About Kaamini
- Advisor: Arnab Mukherjee
- Department: Chemical Engineering
- Campus: UCSB
- BioPACIFIC MIP Research: SET 1 - Bioderived Materials; SET 3 - Functional Biomimics; SET 4 - Degradation-Optimized Materials
What is your research focus?
My overall research interest focuses on designing smart protein-based sensors using molecular engineering and synthetic biology. Currently, I am engineering protein-based calcium sensors, known as CalSens — Calcium-responsive protein-based Sensors, which are detectable in the deep brain using magnetic resonance imaging (MRI). These sensors harness water diffusion and protein degradation to modulate the spin properties of tissue water to generate magnetic signals in response to Ca2+ increase (an established marker of neuronal activity), thereby providing a noninvasive, spatiotemporal measurement of brain activity in living animals. The scientific impact of this technology is in its ability to uncover deep-brain neural circuitry underlying a gamut of biological functions – from memory formation to decision-making – which are largely “invisible” due to the limited penetration depth of optical imaging methods that are currently used to measure neuronal Ca2+ activity. My approach for developing CalSens harnesses aquaporin, a protein derived from plants or yeast that is crucial in transporting water across the cell membrane (bio-derived material). To create CalSens, I propose harnessing and engineering aquaporin’s “cellular plumbing” function (functional biomimicry) to generate a calcium-responsive MRI-readable signal. To make CalSens responsive to changes in neuronal Ca+2, I will use protein engineering to tune aquaporin’s degradation properties to be modulated by changes in Ca2+ levels (degradation-optimized biomaterial). Specifically, an increase in local Ca+2 during neural activity will prevent the degradation of a thermodynamically destabilized CalSens construct, resulting in an MRI-on state. Without neuronal activity, the destabilized CalSens rapidly degrades, leading to an MRI-off state. In this way, CalSens converts neuronal calcium spikes into an MRI signal to enable noninvasive tracking of neural activity at any depth within the brain. In summary, my work represents a new and unorthodox approach to creating noninvasive sensors of brain activity by creating designer proteins that mimic water diffusion to generate MRI signals and engineering their degradation properties to make them responsive to calcium. Integrating biotechnology, protein engineering, and imaging physics, my research aligns well with the broader BioPACIFIC MIP mission and advances bioengineering and bioimaging frontiers.
What excites you about NSF BioPACIFIC MIP?

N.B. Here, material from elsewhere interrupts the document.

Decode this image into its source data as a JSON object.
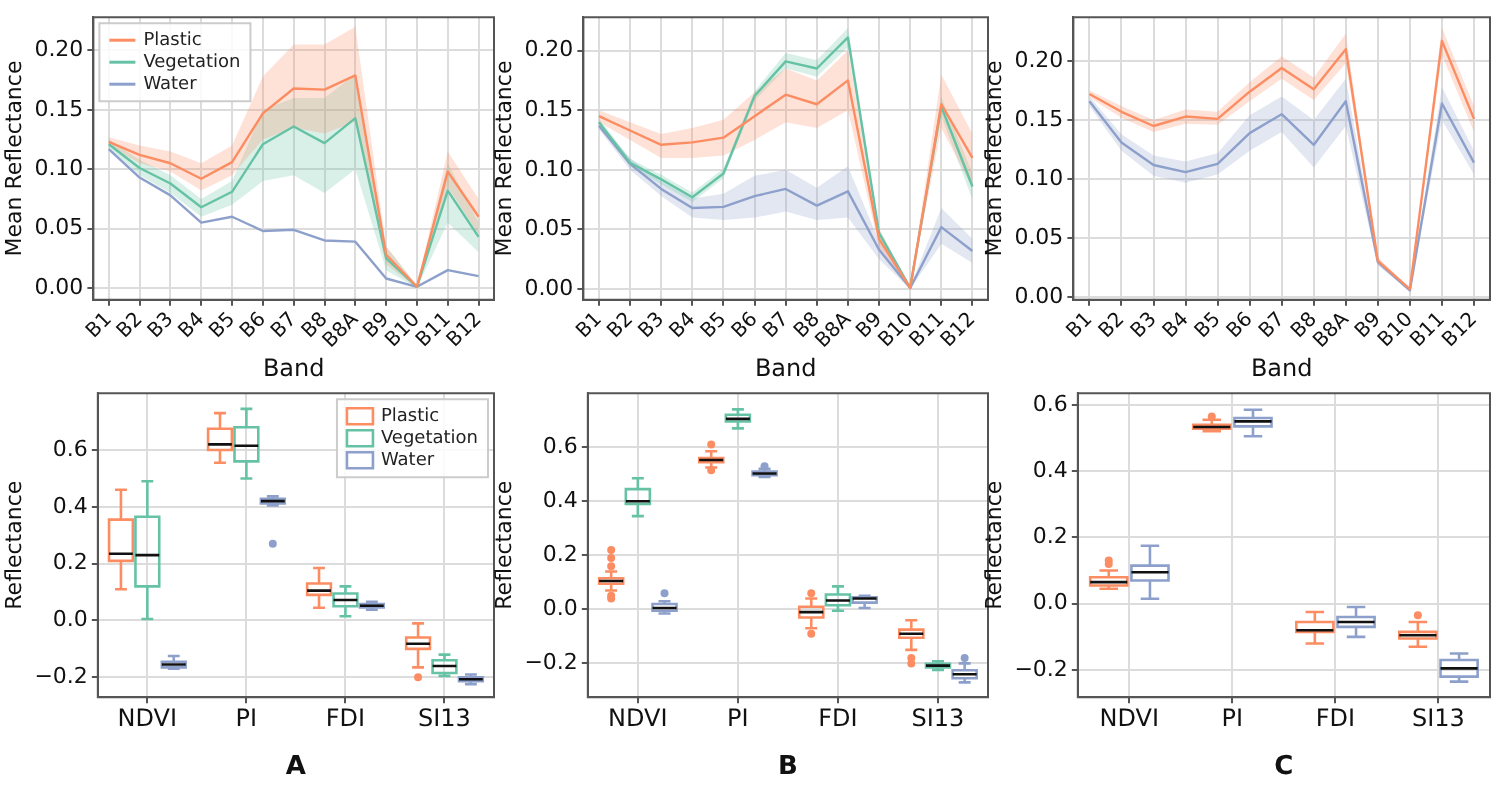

I believe that becoming a BioPACIFIC MIP Fellow can help me advance my interdisciplinary research which lies at the confluence of biodegradable polymer-based drug delivery, and protein engineering. The major focus of my doctoral thesis centered on polymer-based drug delivery systems for clinical translation. As a postdoctoral researcher, I am developing calcium-responsive smart sensors derived from bio-materials for MRI to facilitate neural mapping. By developing sustainable polymer-based drug delivery platforms, I have gained a solid foundation for developing innovative biomedical solutions that fill translational gaps in drug delivery. As a BioPACIFIC MIP Fellow, I aim to leverage the program's collaborative environment and innovative resources to explore further and integrate sustainable drug release platforms and protein engineering techniques to create novel clinical solutions.
My career goal is to develop clinically translatable, high-performing, sustainable polymer-based drug delivery platforms with tunable degradation profiles, which align perfectly with BioPACIFIC MIP objectives. Using BioPACIFIC MIP's platform to connect and collaborate with experts across disciplines will enable me to achieve my research goals, allowing me to create innovations that address critical challenges in the emerging field of diagnostics and therapeutics (Theranostics). With the support of this dynamic and supportive community, I am confident that I will be able to drive impactful research and inspire the next generation of scientists.